About five years ago X.Org / FreeDesktop.org was experiencing a cloud hosting crisis with their cloud costs running out of control after losing free credits for Google Cloud and the continuous integration (CI) testing driving up expenses. They ended up switching public cloud providers over to Equinix. Equinix ended up sponsoring the X.Org Foundation / FreeDesktop.org with their cloud/hosting needs but now on short notice that is coming to an end.
Those visiting FreeDesktop.org GitLab or similar today will likely see a notice along the top of the page:
“Equinix is shutting down its operations with us on April 30, 2025. They have gracefully supported us for almost 5 years, but all good things come to an end.
Given the time frame, it’s going to be hard to make a smooth transition of the cluster to somewhere else (TBD). Please expect in the next months some hiccups in the service and probably at least a full week of downtime to transfer gitlab to a different place.
All help is appreciated.”
So now the FreeDesktop.org volunteer administrators have around three months to figure out a new solution and ideally complete the migration within that timeframe otherwise face downtime by this infrastructure used for the development of Mesa, Wayland, X.Org, and many other open-source projects.

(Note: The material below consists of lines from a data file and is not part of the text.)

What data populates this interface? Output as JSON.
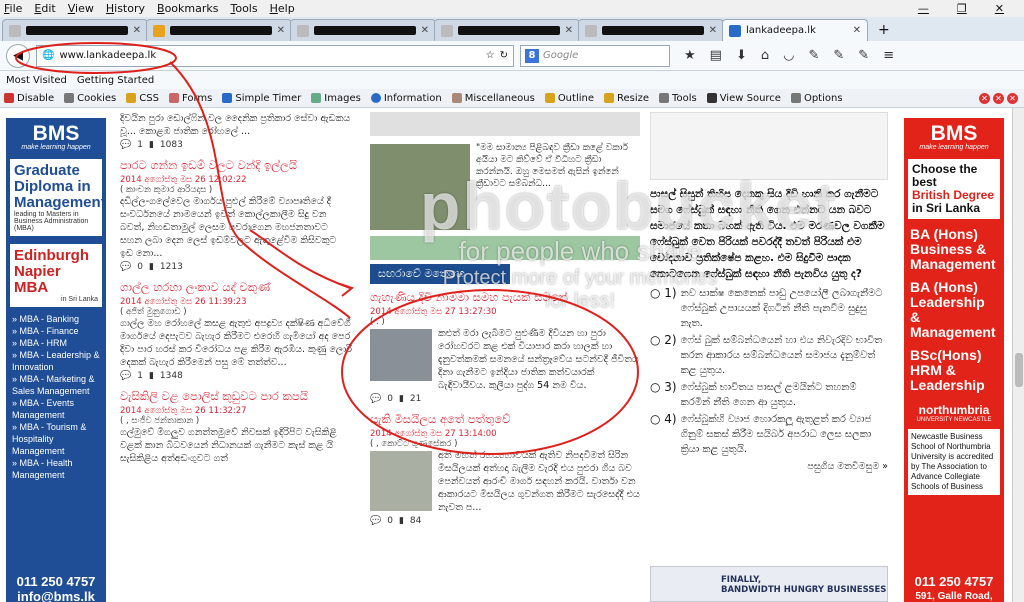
{
  "menubar": {
    "items": [
      "File",
      "Edit",
      "View",
      "History",
      "Bookmarks",
      "Tools",
      "Help"
    ],
    "min": "—",
    "max": "❐",
    "close": "✕"
  },
  "tabs": {
    "active_title": "lankadeepa.lk",
    "new_tab": "+"
  },
  "nav": {
    "url": "www.lankadeepa.lk",
    "search_placeholder": "Google"
  },
  "bookmarks": [
    "Most Visited",
    "Getting Started"
  ],
  "devbar": [
    "Disable",
    "Cookies",
    "CSS",
    "Forms",
    "Simple Timer",
    "Images",
    "Information",
    "Miscellaneous",
    "Outline",
    "Resize",
    "Tools",
    "View Source",
    "Options"
  ],
  "left_ad": {
    "brand": "BMS",
    "tagline": "make learning happen",
    "heading1": "Graduate Diploma in Management",
    "sub1": "leading to Masters in Business Administration (MBA)",
    "heading2": "Edinburgh Napier MBA",
    "sub2": "in Sri Lanka",
    "programs": [
      "MBA - Banking",
      "MBA - Finance",
      "MBA - HRM",
      "MBA - Leadership & Innovation",
      "MBA - Marketing & Sales Management",
      "MBA - Events Management",
      "MBA - Tourism & Hospitality Management",
      "MBA - Health Management"
    ],
    "phone": "011 250 4757",
    "email": "info@bms.lk"
  },
  "right_ad": {
    "brand": "BMS",
    "tagline": "make learning happen",
    "choose1": "Choose the best",
    "choose2": "British Degree",
    "choose3": "in Sri Lanka",
    "prog1": "BA (Hons) Business & Management",
    "prog2": "BA (Hons) Leadership & Management",
    "prog3": "BSc(Hons) HRM & Leadership",
    "uni": "northumbria",
    "uni_sub": "UNIVERSITY NEWCASTLE",
    "note": "Newcastle Business School of Northumbria University is accredited by The Association to Advance Collegiate Schools of Business",
    "phone": "011 250 4757",
    "address": "591, Galle Road,"
  },
  "col1": [
    {
      "title": "",
      "date": "",
      "by": "",
      "text": "දිවයින පුරා ඩොල්ෆින් වල දෛනික ප්‍රතිකාර සේවා ඇඩකය වූ... කොළඹ ජාතික රෝහලේ ...",
      "comments": "1",
      "views": "1083"
    },
    {
      "title": "පාරට ගන්න ඉඩම් වලට වන්දි ඉල්ලයි",
      "date": "2014 අගෝස්තු මස 26 12:02:22",
      "by": "( කාංචන කුමාර ආරියදාස )",
      "text": "දඩිල්ල-ගලේවෙල මාර්ගය පුළුල් කිරීමේ ව්‍යාපෘතියේ දී සංවර්ධනයේ නාමයෙන් ඉවත් කොල්ලකාලීම සිදු වන බවත්, නිහඬතාමුල් ලෙසම පවරාගෙන මහජනතාවට සහන ලබා දෙන ලෙස් ඉඩම්වලට ඇතුළේවීම කිසිවකුට ඉඩ නො...",
      "comments": "0",
      "views": "1213"
    },
    {
      "title": "ගාල්ල හරහා ලංකාව යද් චකුණ්",
      "date": "2014 අගෝස්තු මස 26 11:39:23",
      "by": "( අජිත් මුනුගොඩ )",
      "text": "ගාල්ල මහ රෝහලේ කසළ ඇතුළු අපද්‍රව්‍ය දක්ෂිණ අධිවේගී මාර්ගයේ දෙපැටව බැහැර කිරීමට එරෙහි ගැමියෝ අද පෙර දිවා පාර හරස් කර විරෝධය පළ කිරීම ඇරඹීය. කුණු ලොරි දෙකක් බැහැර කිරීමෙන් පසු මේ තත්ත්ව...",
      "comments": "1",
      "views": "1348"
    },
    {
      "title": "වැසිකිලි වළ පොලිස් කුඩුවට පාර කපයි",
      "date": "2014 අගෝස්තු මස 26 11:32:27",
      "by": "( , සංජීව ජන්තාකාන )",
      "text": "ගල්මුවේ මීගලුව ගනත්තමුවේ නිවසක් ඉදිරිපිට වැසිකිළි වළක් කාන බිධවයෙන් නිධානයක් ගැනීමට කැස් කළ යි සැසිකිළිය අත්අඩංගුවට ගත්",
      "comments": "",
      "views": ""
    }
  ],
  "col2": {
    "quote": "\"මම සාමාන්‍ය පිළිබඳව ක්‍රීඩා කළේ වකාර් අයියා මට කිව්වේ ඒ විධිහට ක්‍රීඩා කරන්නයි. ඔහු මෙසමත් ඇසින් ඉන්නේ ක්‍රීඩාවට සම්බන්ධ...",
    "section": "සඟරාවේ මතෙහෙ",
    "a1": {
      "title": "ගැහැණිය දිවි නාමමා සමහ පැයක් සටනේ",
      "date": "2014 අගෝස්තු මස 27 13:27:30",
      "by": "( . )",
      "text": "කළුත් මරා ලැබීමට පුළුණීම දිවියන හා පුරා රෝහවරට කළ එක් වියාපාර කරා හාලක් හා දැනුවත්කමක් සමනයේ සන්ත්‍රෑවේය සටන්වදී ජීවිතය දිනා ගැනීමට ඉන්දියා ජාතික කත්වයාරක් බැඳිවායීවය. කුලීයා පුද්ග 54 නම විය.",
      "comments": "0",
      "views": "21"
    },
    "a2": {
      "title": "යැකි මිසයිලය අතේ පත්තුවේ",
      "date": "2014 අගෝස්තු මස 27 13:14:00",
      "by": "( , කොට්ට ගුණසේකර )",
      "text": "අති මහත් රහස්‍යභාවයක් ඇතිව නිපදවීමත් සිරින මිසයිලයක් අත්හදා බැලීම වැරදි එය පුළුරා ගිය බව පෙන්වයත් ආරංචි මාර්ග සඳහන් කරයි. වාර්තා වන ආකාරයට මිසයිලය ගුවන්ගත කිරීමට සැරසෙද්දී එය නැවත ප...",
      "comments": "0",
      "views": "84"
    }
  },
  "col3": {
    "intro": "පාසල් සිසුන් තිහිප දෙනකු සිය දිවි හානි කර ගැනීමට සමග ෆේස්බුක් සඳහා නීති ගෙන එන්නට යන බවට සමාජයේ කතා බහක් ඇති විය. එම මරණවල වගකීම ෆේස්බුක් වෙත පිරියක් පවරද්දී තවත් පිරියක් එම චෝදනාව ප්‍රතික්ෂේප කළහ. එම සිදුවීම පාදක කොටගෙන ෆේස්බුක් සඳහා නීති පැනවිය යුතු ද?",
    "options": [
      {
        "n": "1)",
        "text": "නව සාක්ෂ කෙනෙක් පාඩු උපයෝලී ලබාගැනීමට ෆේස්බුක් උපායයක් දිගටින් නීති පැනවීම සුදුසු නැත."
      },
      {
        "n": "2)",
        "text": "ෆේස් බුක් සම්බන්ධයෙන් හා එය නිවැරදිව භාවිත කරන ආකාරය සම්බන්ධයෙන් සමාජය දැනුම්වත් කළ යුතුය."
      },
      {
        "n": "3)",
        "text": "ෆේස්බුක් භාවිතය පාසල් ළමයින්ට තහනම් කරමින් නීති ගෙන ආ යුතුය."
      },
      {
        "n": "4)",
        "text": "ෆේස්බුක්හි ව්‍යාජ හොරකලූ ඇතුළත් කර ව්‍යාජ ගිනුම් සකස් කිරීම සයිබර් අපරාධ ලෙස සලකා ක්‍රියා කළ යුතුයි."
      }
    ],
    "more": "පසුගිය මතවිමසුම »",
    "banner_line1": "FINALLY,",
    "banner_line2": "BANDWIDTH HUNGRY BUSINESSES"
  },
  "watermark": {
    "brand": "photobucket",
    "line1": "for people who share",
    "line2": "Protect more of your memories",
    "line3": "for less!"
  }
}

This FreeDesktop ticket is tracking the sunsetting of their Equinix support and trying to figure out the future of their GitLab hosting and similar.
Equinix had been sponsoring three AMD EPYC 7402P servers and another three dual Intel Xeon Silver 4214 servers for running the FreeDesktop.org GitLab cluster. Plus for GitLab runners there are three AMD EPYC 7502P servers and two Ampere Altra 80-core servers.
The FreeDesktop.org GitLab burns through around 50TB of bandwidth per month.
So now they are onto brainstorming new possible clouds / data centers for running the FreeDesktop.org infrastructure. Benjamin Tissoires who does much of the FreeDesktop.org server administration is also raising the idea of having X.Org / FreeDesktop.org pay for its own servers moving forward and then working on sponsorships to cover the costs. Now with the previous situations of losing out on Google Cloud credits and then losing out on Equinix sponsorship short notice, rather than having to wrangle all new server infrastructure on short notice, if FreeDesktop.org / X.Org Foundation is paying directly for their infrastructure, they hopefully wouldn’t encounter a similar situation in the future. But then it’s also a matter of needing to recruit enough corporations to sponsor the infrastructure costs moving forward.
In any event we’ll see what they come up with before the 30 April deadline.